Good questions!  The topic of Quadratic Residues is worthy of another class of at least 3 hours in number theory, after you have at least grasped Fermat's Little Theorem, Wilson's Theorem, and Chinese Remainder Theorem.

We will talk a little more about it when we are on the number theory topics in a few weeks.  Here I will explain a little bit.

1) Why is $-1$ is not a square in mod $p$ when $p\equiv 3\pmod{4}$?

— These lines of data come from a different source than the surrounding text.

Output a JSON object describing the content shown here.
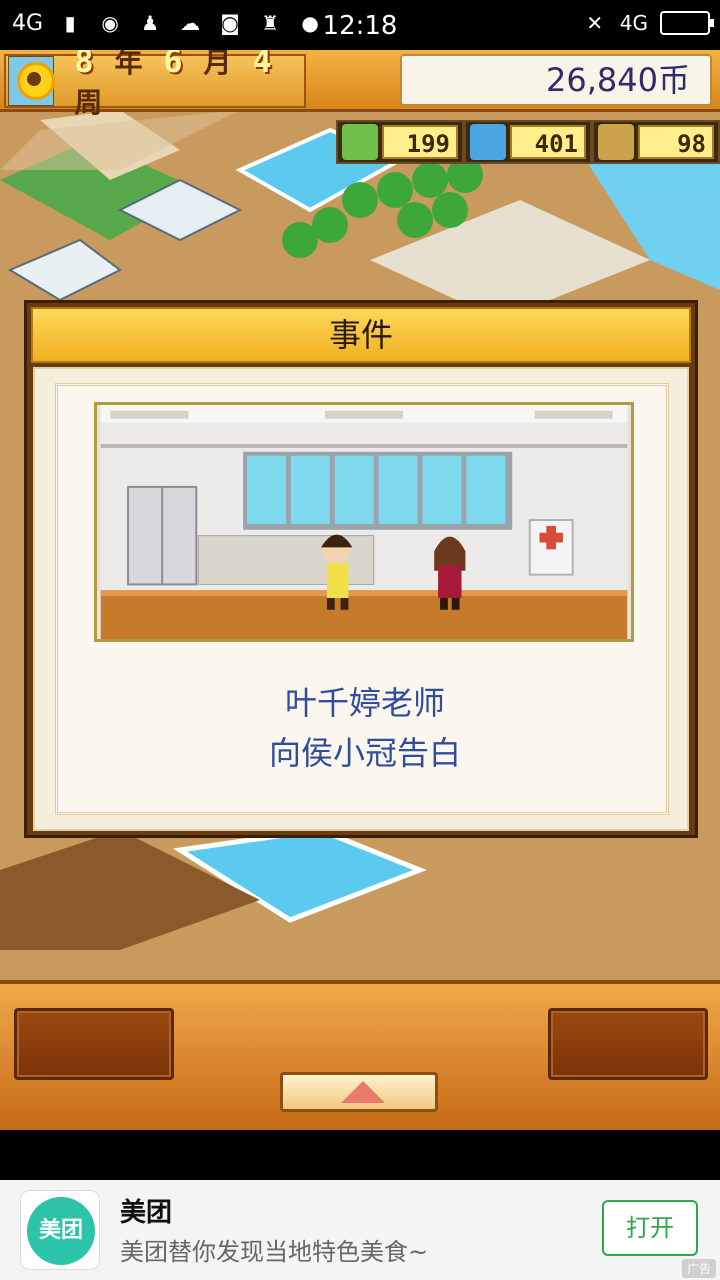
{
  "status_bar": {
    "network": "4G",
    "network_right": "4G",
    "time": "12:18",
    "icons": [
      "signal-icon",
      "weibo-icon",
      "qq-icon",
      "wechat-icon",
      "camera-icon",
      "android-icon",
      "message-icon",
      "mute-icon",
      "battery-icon"
    ]
  },
  "hud": {
    "year": "8",
    "year_unit": "年",
    "month": "6",
    "month_unit": "月",
    "week": "4",
    "week_unit": "周",
    "money": "26,840币",
    "resources": [
      {
        "icon": "pencil-icon",
        "value": "199"
      },
      {
        "icon": "flask-icon",
        "value": "401"
      },
      {
        "icon": "trophy-icon",
        "value": "98"
      }
    ]
  },
  "event": {
    "title": "事件",
    "line1": "叶千婷老师",
    "line2": "向侯小冠告白"
  },
  "ad": {
    "brand_logo_text": "美团",
    "title": "美团",
    "description": "美团替你发现当地特色美食~",
    "button": "打开",
    "tag": "广告"
  },
  "colors": {
    "accent": "#f0b020",
    "event_text": "#2f4d9c",
    "ad_button": "#2caa48"
  }
}
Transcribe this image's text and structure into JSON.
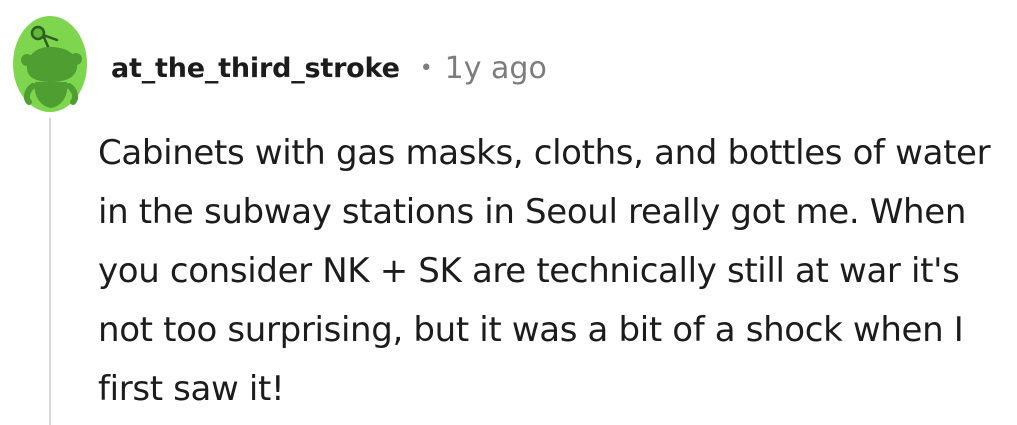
{
  "comment": {
    "avatar_icon": "snoo-avatar-icon",
    "avatar_color": "#7ed64f",
    "username": "at_the_third_stroke",
    "separator": "•",
    "timestamp": "1y ago",
    "body": "Cabinets with gas masks, cloths, and bottles of water in the subway stations in Seoul really got me. When you consider NK + SK are technically still at war it's not too surprising, but it was a bit of a shock when I first saw it!"
  }
}
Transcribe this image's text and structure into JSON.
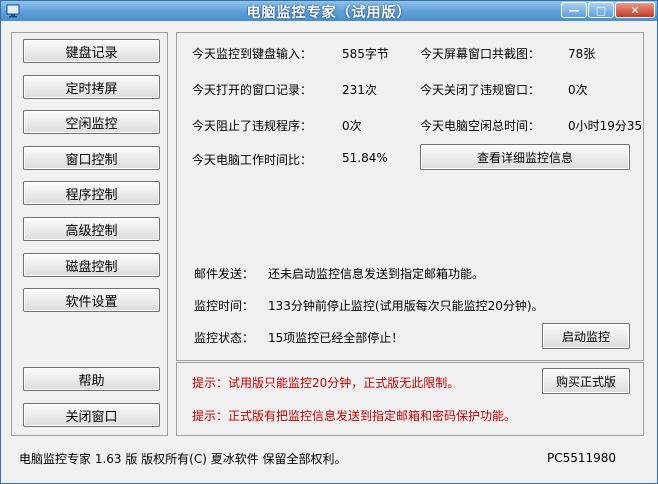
{
  "window": {
    "title": "电脑监控专家（试用版）"
  },
  "sidebar": {
    "items": [
      {
        "label": "键盘记录"
      },
      {
        "label": "定时拷屏"
      },
      {
        "label": "空闲监控"
      },
      {
        "label": "窗口控制"
      },
      {
        "label": "程序控制"
      },
      {
        "label": "高级控制"
      },
      {
        "label": "磁盘控制"
      },
      {
        "label": "软件设置"
      }
    ],
    "help_label": "帮助",
    "close_label": "关闭窗口"
  },
  "stats": {
    "keyboard_label": "今天监控到键盘输入：",
    "keyboard_value": "585字节",
    "screenshots_label": "今天屏幕窗口共截图：",
    "screenshots_value": "78张",
    "opened_windows_label": "今天打开的窗口记录：",
    "opened_windows_value": "231次",
    "closed_windows_label": "今天关闭了违规窗口：",
    "closed_windows_value": "0次",
    "blocked_programs_label": "今天阻止了违规程序：",
    "blocked_programs_value": "0次",
    "idle_time_label": "今天电脑空闲总时间：",
    "idle_time_value": "0小时19分35",
    "work_ratio_label": "今天电脑工作时间比：",
    "work_ratio_value": "51.84%",
    "details_button": "查看详细监控信息"
  },
  "status": {
    "mail_label": "邮件发送：",
    "mail_value": "还未启动监控信息发送到指定邮箱功能。",
    "time_label": "监控时间：",
    "time_value": "133分钟前停止监控(试用版每次只能监控20分钟)。",
    "state_label": "监控状态：",
    "state_value": "15项监控已经全部停止！",
    "start_button": "启动监控"
  },
  "notice": {
    "line1": "提示：试用版只能监控20分钟，正式版无此限制。",
    "line2": "提示：正式版有把监控信息发送到指定邮箱和密码保护功能。",
    "buy_button": "购买正式版"
  },
  "footer": {
    "copyright": "电脑监控专家  1.63 版  版权所有(C)  夏冰软件 保留全部权利。",
    "machine_id": "PC5511980"
  },
  "colors": {
    "title_bar": "#5f9fd8",
    "notice_text": "#c00000"
  }
}
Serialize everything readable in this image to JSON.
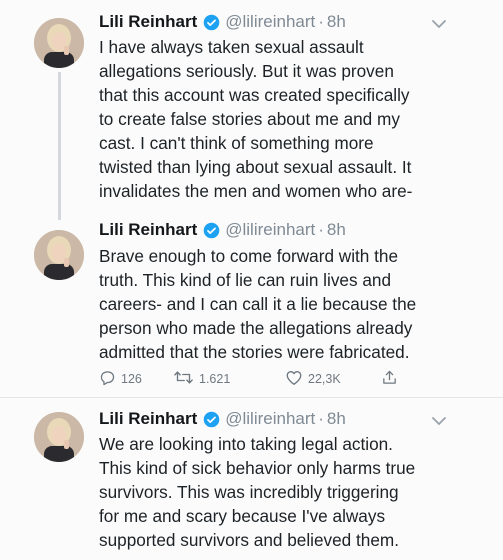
{
  "tweets": [
    {
      "name": "Lili Reinhart",
      "handle": "@lilireinhart",
      "sep": "·",
      "time": "8h",
      "text": "I have always taken sexual assault\nallegations seriously. But it was proven\nthat this account was created specifically\nto create false stories about me and my\ncast.  I can't think of something more\ntwisted than lying about sexual assault. It\ninvalidates the men and women who are-"
    },
    {
      "name": "Lili Reinhart",
      "handle": "@lilireinhart",
      "sep": "·",
      "time": "8h",
      "text": "Brave enough to come forward with the\ntruth. This kind of lie can ruin lives and\ncareers- and I can call it a lie because the\nperson who made the allegations already\nadmitted that the stories were fabricated.",
      "actions": {
        "replies": "126",
        "retweets": "1.621",
        "likes": "22,3K"
      }
    },
    {
      "name": "Lili Reinhart",
      "handle": "@lilireinhart",
      "sep": "·",
      "time": "8h",
      "text": "We are looking into taking legal action.\nThis kind of sick behavior only harms true\nsurvivors. This was incredibly triggering\nfor me and scary because I've always\nsupported survivors and believed them."
    }
  ],
  "icons": {
    "verified": "verified-badge-icon",
    "caret": "chevron-down-icon",
    "reply": "reply-icon",
    "retweet": "retweet-icon",
    "like": "heart-icon",
    "share": "share-icon"
  },
  "colors": {
    "verified": "#1da1f2",
    "muted": "#7f8a94",
    "text": "#1d2226"
  }
}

Let's assume $-1$ is a square (i.e. quadratic residue) mod $p$.  In other words, there exists a number $a$ such that $a^2\equiv -1\pmod{p}$.  Hence we have $a^4\equiv 1\pmod{p}$. According to Fermat's LIttle Theorem, $a^{p-1}\equiv 1\pmod{p}$.  Therefore $p-1$ is a multiple of $4$ (think about why this is true: consider $p-1=4k+r$ and see what $r$ can be).  This means $p\equiv 1\pmod{4}$,  In conclusion, if $p\equiv 3\pmod{4}$, we know $-1$ is not a square.

2) Based on the definition of $f(x)$, 

$$\overline{f(\bar{x})} = \prod_{k=1}^{(p-1)/2} \left(x - e^{-2\pi i k^2/p}\right).$$

For each odd prime $p$, among $1,2,3,\ldots,p-1$, half are quadratic residues (QR) and half are quadratic nonresidues (QNR). The QRs are $k^2$ for $k=1,2,3,\ldots,\dfrac{p-1}{2}$. The rest are QNRs.

For $p\equiv 3\pmod{4}$, since $-1$ is a QNR, so is $-k^2$ for all $k$.  Thus the roots of the above polynomial $\overline{f(\bar{x})}$ are all distinct from the roots of $f(x)$.  If $f(x)$ and $\overline{f(\bar{x})}$ are put together, along with $x-1$, they cover all the roots of unity of degree $p$.  The rest of the solution follows.